John Dorfman: Peloton Leads Market Losers Parade


Part of the decline in Peloton Interactive Inc. shares this year was fun. But the 73% loss for the year to date (through December 21) wasn’t all that humorous.

As the attached table shows, Peloton suffered the biggest loss of any stock with a market value of $ 5 billion or more.


On the “And Just Like That” TV show, a character known as Mr. Big suffered a fatal heart attack after riding one of Peloton’s luxury exercise bikes. Peloton stock quickly fell more than 14%.

The company – wisely, in my opinion – issued a press release noting that the fictional Mr. Big “was living what many would call an extravagant lifestyle, including cocktails, cigars and big steaks.” Riding a bike, the company said, “may even have helped delay his cardiac event.”

About a year ago, when Peloton was one of the top performing stocks on the market, I wrote, “I could buy the bike. I would not buy the stock.

I pointed out that Peloton has yet to post a full year of earnings – which is still true. The company posted some quarterly profits, but the red ink is flowing again.

Peloton has reduced the prices of its bikes but still had around 100 days of inventory as of September 30. I don’t expect the stock to dive, but I also don’t think it will outperform the market.


Altice USA is a broadband provider in rural areas (Suddenlink) and the New York metropolitan area (Cablevision). Its biggest problem is the cable cut, in which people give up their cable service to get their news and entertainment through the Internet.

I have concerns about the level of indebtedness of the company. Its record is bad. Nonetheless, I believe this stock will outperform the market over the next 12 months. It only sells for seven times the profits, and the covid-19 pandemic, sadly, seems likely to keep people inside a lot. They might as well watch TV.

Zillow Group

After years of providing home valuation estimates online, Zillow got into the buying and selling of homes and flopped monumental. Now he’s going back to his bread and butter.

I think the company can recover from its misstep, but unfortunately the core business was rarely profitable. Zillow has recorded losses in eight of the past 10 years. I like the site but I would avoid the stock.

Coupa software

Coupa Software Inc., based in San Mateo, Calif., Sells cloud-based software to help businesses with invoice processing, purchasing, and expense management. It’s a good niche, but crowded. Over the past five years, Coupa has grown its sales by 24% per year. Unfortunately, he has yet to show a profit.

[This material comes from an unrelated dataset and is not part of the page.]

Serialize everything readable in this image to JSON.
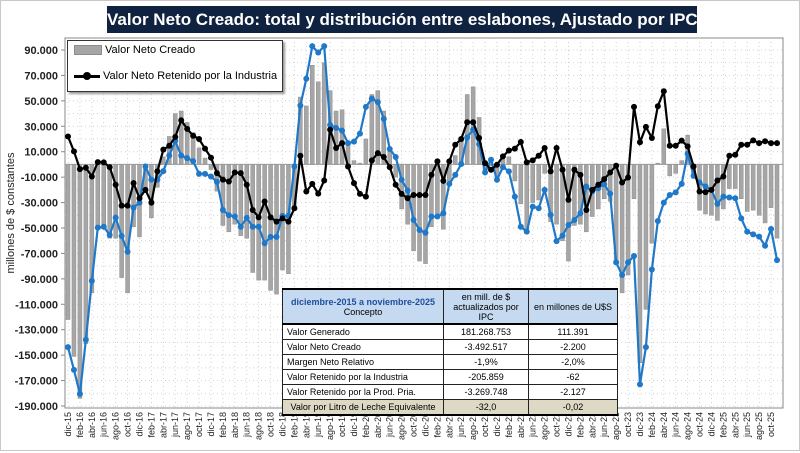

In 2020, non-profit stocks often performed well. I don’t think 2022 will be this kind to them. And Coupa shares are expensive at 15 times earnings per share.

Central ring

I may not be objective about Ring Central Inc. (see disclosure at end of this column), but I think it is a train wreck in progress.

The company, based in Belmont, Calif., Offers a cloud-based communications system that includes telephone service, email, and video conferencing. It competes with the telephone companies, Zoom Video Communications Inc. (ZM) and Cisco Systems Inc. (CSCO), among others.

Since 2019, he has held the naming rights for the Oakland Coliseum, now the Ring Central Coliseum.

Ring Central has grown rapidly (27% average annual revenue growth over the past decade), but has recorded a loss in each of the past 11 years. It came close to breaking even in 2017, but losses have widened since then.

The record

Every December starting in 2011, I recommended buying one to three of the year’s biggest losers as buy stocks. The 12-month average total return for these recommendations was 36.1%, compared to 17.8% for the Standard & Poor’s 500 Total Return Index.

My picks only beat the index four times out of 10. But the average return is high because the annual number has exceeded 100% four times.

Last year was one of those successes. I recommended Marathon Oil Corp. (MRO) and Continental Resources Inc. (CLR), which returned 134.6% and 161.6% respectively, for an average of 148.1%. The S&P 500 returned 26.8% including dividends.

Keep in mind that the results for my columns are hypothetical and should not be confused with the results I get for clients. In addition, past performance does not predict the future.

Disclosure: A hedge fund that I manage has a short position on Ring Central. It has call options on Cisco and Continental Resources.

John Dorfman is president of Dorfman Value Investments LLC in Newton Upper Falls, Massachusetts, and a syndicated columnist. His company or his clients may own or trade securities mentioned in this column. He can be contacted by email.